Edito: Le dernier mot

Nous serons peut-être moins nombreux, en cette Toussaint bien particulière, à nous rendre à l’église. Et dans la liste habituellement égrenée des défunts de la paroisse depuis l’an dernier se glisseront peut-être les noms de victimes de la Covid- 19.

Déambuler dans les allés de nos cimetières aura cette année, c’est sûr, un goût amer. A la nostalgie s’ajouteront la douleur et les questions. La peur, aussi, devant des courbes qui repartent à la hausse témoins d’une nouvelle offensive du virus.

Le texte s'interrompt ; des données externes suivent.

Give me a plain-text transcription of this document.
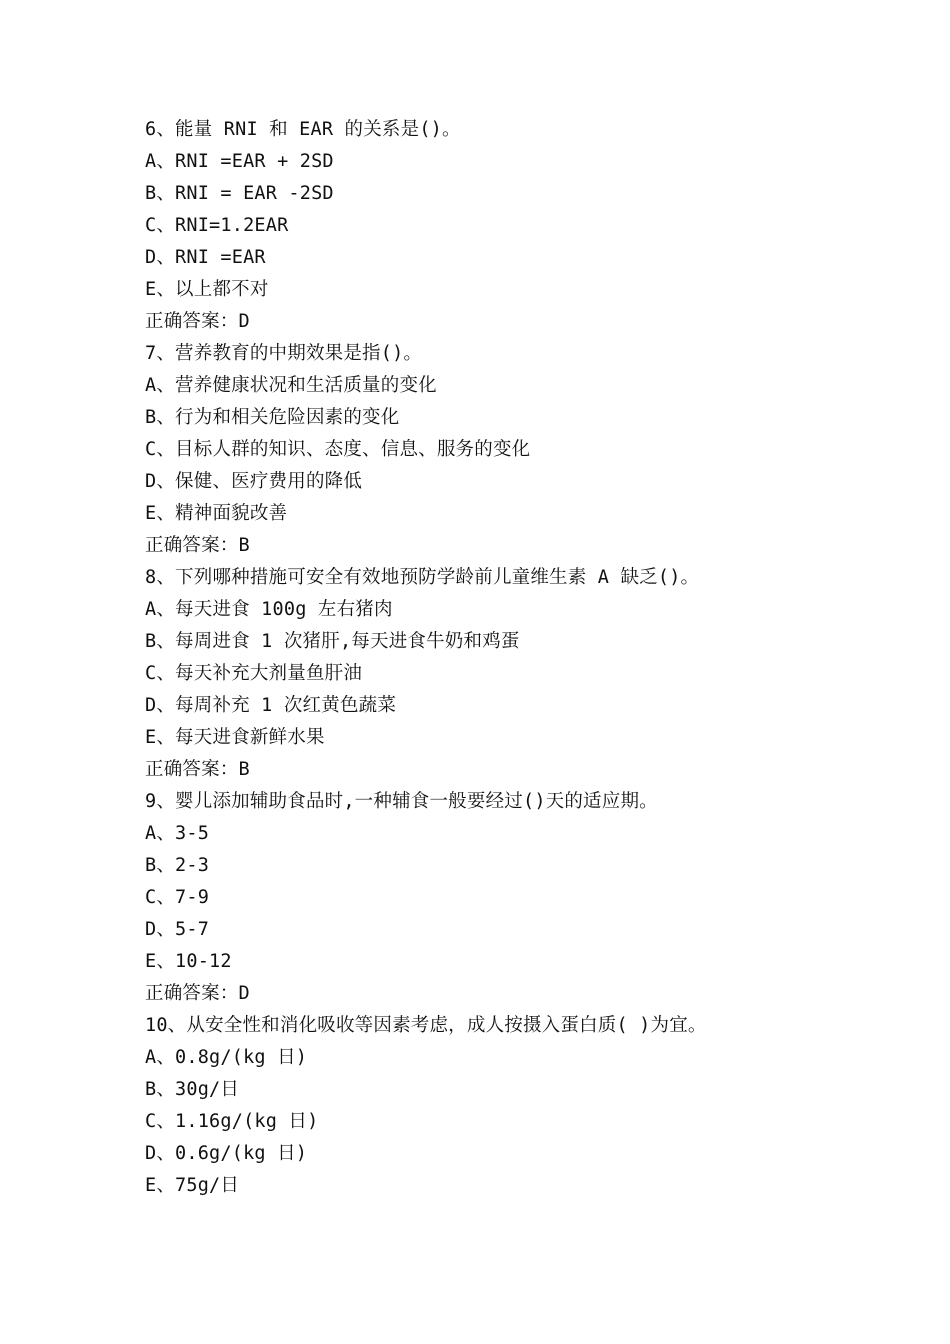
6、能量 RNI 和 EAR 的关系是()。
A、RNI =EAR + 2SD
B、RNI = EAR -2SD
C、RNI=1.2EAR
D、RNI =EAR
E、以上都不对
正确答案：D
7、营养教育的中期效果是指()。
A、营养健康状况和生活质量的变化
B、行为和相关危险因素的变化
C、目标人群的知识、态度、信息、服务的变化
D、保健、医疗费用的降低
E、精神面貌改善
正确答案：B
8、下列哪种措施可安全有效地预防学龄前儿童维生素 A 缺乏()。
A、每天进食 100g 左右猪肉
B、每周进食 1 次猪肝,每天进食牛奶和鸡蛋
C、每天补充大剂量鱼肝油
D、每周补充 1 次红黄色蔬菜
E、每天进食新鲜水果
正确答案：B
9、婴儿添加辅助食品时,一种辅食一般要经过()天的适应期。
A、3-5
B、2-3
C、7-9
D、5-7
E、10-12
正确答案：D
10、从安全性和消化吸收等因素考虑，成人按摄入蛋白质( )为宜。
A、0.8g/(kg 日)
B、30g/日
C、1.16g/(kg 日)
D、0.6g/(kg 日)
E、75g/日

Au printemps, la douloureuse liste des décès qu’il provoquait nous a placés devant notre impuissance, nous rappelant brusquement notre vulnérabilité. En dépit des progrès de la médecine et de la technologie. Par chance. Cette fragilité constitutive est le lieu de l’humain, le noeud de nos solidarités. Car cette fragilité constitutive, qui s’ancre dans une commune origine et nous achemine inéluctablement vers la mort, dans une chair née de la chair qui un jour retournera à la terre, est le lieu de l’humain, le noeud de nos solidarités.

Que nous reste-t-il face à la mort qui aujourd’hui s’affirme en grandes lettres et en graphiques inquiétants dans les pages de nos journaux sinon ce qui nous relie par-delà nos appartenances géographiques, culturelles et religieuses? Cette attention à l’autre, mon semblable, ces liens qui se tissent entre nous au-delà des masques et des gestes barrières indispensables et qui font de nous une même humanité. Il importe de les préserver et de les développer pour ne pas sombrer dans le fatalisme.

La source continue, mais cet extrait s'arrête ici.